L’arrivée dans les nouveaux quartiers de Nessebar est peu plaisante, encore des immeubles énormes, des panneaux publicitaires. Le GPS nous guide dans une urbanisation balnéaire horrible avant de parvenir à la vieille ville de Nessebar sur sa petite île reliée à la terre par une digue. Au poste de contrôle (entrée d’un grand parking), je brandis le voucher de l’hôtel qui sert de laisser-passer. Balkania a bien fait les choses. Une place de parking est réservée à l’hôtel.
L’Hôtel Royal Palace est un vrai 3 étoiles, climatisé, une réceptionniste stylée et gentille, tout le confort. Le balcon donne sur une courette. Entre les maisons, on devine la mer. Le plus insolite et charmant se trouve dans le couloir : des arches de briques et pierres, construction byzantine incluse dans le bâtiment moderne. Les serviettes sont moelleuses et immenses, à ces détails on reconnaît le vrai trois étoiles ! La carte du restaurant s’avère décevante : des plats internationaux et sans intérêt, rien de ce qui fait notre ordinaire en Bulgarie, ni poivrons farcis, ni aubergines, ni soupes au tripes ou aux haricots, à la place des consommés de poulet ou de la soupe à la tomate !
La télévision donne toute satisfaction : sorties vidéo pour nos câbles, Euronews et CNN pour les nouvelles du Monde. Elles ne sont pas réjouissantes : à Bourgas, non loin d’ici, un car de touristes israéliens qui arrivait de l’aéroport a été victime d’un attentat.
Le tour de l’île se fait en une petite heure. Le parking nord assez étendu sépare la ville des quais. Le charme vient de la mer. Les immeubles de la station balnéaire qui tapissent le golfe ne sont pas si déplaisants, vus de très loin. Les collines sont boisées. Vers la pointe, une petite plage invite à la baignade tranquille. Comme un éperon, sur pilotis un restaurant s’enfonce dans la mer, restaurant de poisson qui arbore un drapeau grec à côté du drapeau bulgare et de celui étoilé de l’Europe. La côte sud est bordée par une route en corniche. Des restaurants ont construit des terrasses suspendues au dessus de l’eau. C’est tranquille, classe, et sûrement cher. On y propose crevettes, gambas, fritures et moules mais les prix ne sont pas affichés, mauvais signe !Une autre plage avec des parasols se trouve au pied d’une horrible boîte géante : boîte de nuit ? club de plongée ? ou terminal des ferries ? je n’ai pas bien compris, à fuir. Plus loin le quai d’où partent les ferries et des bateaux de grande taille. Un trois mâts qui croisait dans la baie déverse un flot de touristes attendus par des autobus. C’est sans doute, à son bord, qu’on admire le coucher de soleil avec une flûte de champagne (publicité trouvée dans la chambre de l’hôtel).

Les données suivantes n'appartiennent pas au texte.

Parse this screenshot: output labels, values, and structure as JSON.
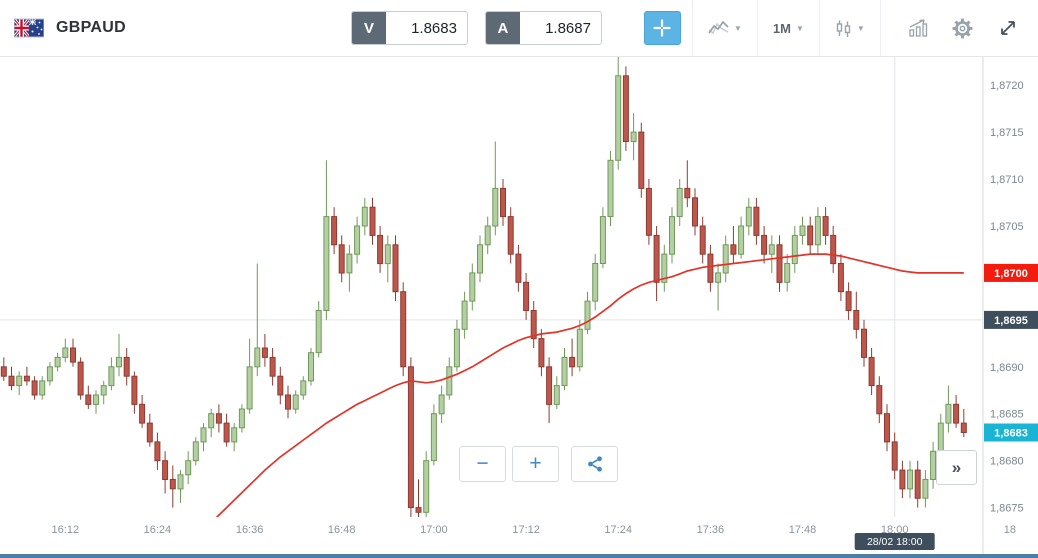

Un petit port de pêche avec des barques colorées est niché dans une anse non loin de l’amphithéâtre aux arches antiques. On fait les réglages d’une sono impressionnante. Je pénètre ensuite dans une zone de baraques, mi-marché de Noël, mi-marché africain, on y vend tout et n’importe quoi, des chaussons fourrés aux chapkas, des produits de beauté à la rose aux masques africains, sans oublier les bibelots en coquillages, les tatouages-décalcomanies, les aimants criards et les cartes postales érotiques. Es baraques cachent la mer. Sur le quai, des bateaux-taxis hèlent les clients dans toutes les langues (surtout russe et anglais), faisant la navette entre le Vieux Nessebar et les plages Sunny Beach. En face, une sorte de rempart, série de restaurants sur deux niveaux, beaucoup moins jolis que sur la côte sud. Les plats sont standardisés. Les calamars remplacent les poissons, pizzas et salades composées sont photographiées pour les illettrés – usines à touristes !

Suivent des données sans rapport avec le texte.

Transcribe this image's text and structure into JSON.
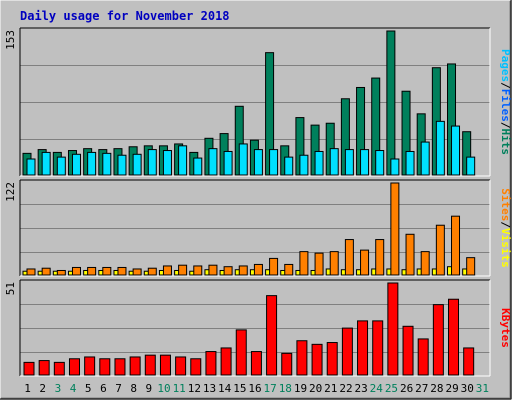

Pour l’usine à touristes, je n’ai encore rien vu. Du quai, Nessebar est ravissante avec ses maisons traditionnelles aux toits en pyramides de tuiles rouges. Maisons à un étage en encorbellement. Les premier étage en bois rappelle les maisons turques, la vigne court en tonnelle. De loin, l’ensemble est homogène et charmant. Au niveau du trottoir, en revanche, c’ »est la catastrophe. Le Mont saint Michel est un désert commercial à côté des rues de Nessebar. Pas un centimètre qui ne soit consacré à la vente. Si on lève les yeux, c’est pour voir des dentelles, des nappes à rares vertes ou rouges, des tenues de marins du 6mois au XXL, et cela dans le meilleur des cas. Dans le pire, ce sont des empilements de mugs sérigraphiés à l’effigie des vedettes, fesses et seins en cartes postales. Pas de vitrines décorées, ni de boutiques d’antiquaires, ni commerce d’alimentation. Rien de banal ou de quotidien pour reposer les yeux. Encore moins de boutiques de luxe. L’or et l’argent s’exposent avec leur teneur en carats. Les églises byzantines sont noyées dans cette masse de marchandises. J’avais espéré que le soir, après la fermeture des sites touristiques, aurait apporté une trêve et de la tranquillité. Erreur ! Les navettes apportent des stations balnéaires leurs cargaisons de dîneurs qui préfèrent les terrasses sur mer aux salles à manger climatisées des grands bastringues. Nessebar ne désemplit pas. D’ailleurs, ces visiteurs sont-ils des passionnés d’histoire antique ou byzantine ? N’est-ce pas justement le supermarché à souvenirs qu’ils recherchent ?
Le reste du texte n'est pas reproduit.